A New Moral Imperative
Traditional Jewish law contains 613 mitzvot (commandments) as compiled by Maimonides. These laws cover all aspects of life. Fackenheim asserted that tradition could not anticipate the Holocaust, so one more law, a 614th Commandment, became necessary. "Thou shalt not hand Hitler posthumous victories. To despair of the God of Israel is to continue Hitler’s work for him." This proposes that people of Jewish heritage have a moral obligation to observe their faith and thus frustrate Hitler's goal of eliminating Judaism from the earth.

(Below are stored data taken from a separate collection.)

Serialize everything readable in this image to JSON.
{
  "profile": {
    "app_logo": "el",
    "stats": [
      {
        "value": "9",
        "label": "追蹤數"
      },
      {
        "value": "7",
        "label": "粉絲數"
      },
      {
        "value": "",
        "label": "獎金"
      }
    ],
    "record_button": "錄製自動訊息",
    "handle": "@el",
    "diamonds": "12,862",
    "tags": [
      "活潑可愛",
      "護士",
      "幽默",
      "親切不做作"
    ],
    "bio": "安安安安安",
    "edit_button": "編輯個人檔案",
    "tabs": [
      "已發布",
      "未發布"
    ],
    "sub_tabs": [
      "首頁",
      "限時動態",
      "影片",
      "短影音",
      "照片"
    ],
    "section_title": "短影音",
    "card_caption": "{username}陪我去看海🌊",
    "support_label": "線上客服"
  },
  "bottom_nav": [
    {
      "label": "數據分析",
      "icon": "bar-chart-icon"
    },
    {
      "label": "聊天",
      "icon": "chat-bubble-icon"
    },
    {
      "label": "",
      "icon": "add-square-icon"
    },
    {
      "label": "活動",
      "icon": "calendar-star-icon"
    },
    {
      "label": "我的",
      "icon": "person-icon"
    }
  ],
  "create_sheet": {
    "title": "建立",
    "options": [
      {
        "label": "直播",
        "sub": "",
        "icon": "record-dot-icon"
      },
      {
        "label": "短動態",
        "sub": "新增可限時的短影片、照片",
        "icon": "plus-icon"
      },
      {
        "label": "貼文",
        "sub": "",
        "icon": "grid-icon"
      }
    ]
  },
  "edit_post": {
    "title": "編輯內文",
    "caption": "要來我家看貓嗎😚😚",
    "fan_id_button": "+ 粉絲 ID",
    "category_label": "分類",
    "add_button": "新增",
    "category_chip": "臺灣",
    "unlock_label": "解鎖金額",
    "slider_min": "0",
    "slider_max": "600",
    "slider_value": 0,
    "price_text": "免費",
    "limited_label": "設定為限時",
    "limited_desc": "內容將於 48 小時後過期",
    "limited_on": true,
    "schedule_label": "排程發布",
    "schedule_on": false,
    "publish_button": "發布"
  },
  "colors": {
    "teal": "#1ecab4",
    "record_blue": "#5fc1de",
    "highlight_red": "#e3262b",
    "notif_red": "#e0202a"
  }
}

Fackenheim came to this conclusion slowly. A professor of philosophy at the University of Toronto and a Reform rabbi, he did not become a Zionist until 1967, when his reaction to the Holocaust and its implications for Jewish law crystallized:
It was at a meeting, just before the Six Day War. It was a meeting in New York, and I had to make a speech. Before that, the Holocaust had never been essential to my ideology. However, when the chairman said, 'You've got to face it,' I had to face it. I said the most important thing I ever said.
In a fuller expression of his sentiment, Fackenheim explains the concept this way:
... we are, first, commanded to survive as Jews, lest the Jewish people perish. We are commanded, secondly, to remember in our very guts and bones the martyrs of the Holocaust, lest their memory perish. We are forbidden, thirdly, to deny or despair of God, however much we may have to contend with him or with belief in him, lest Judaism perish. We are forbidden, finally, to despair of the world as the place which is to become the kingdom of God, lest we help make it a meaningless place in which God is dead or irrelevant and everything is permitted. To abandon any of these imperatives, in response to Hitler's victory at Auschwitz, would be to hand him yet other, posthumous victories.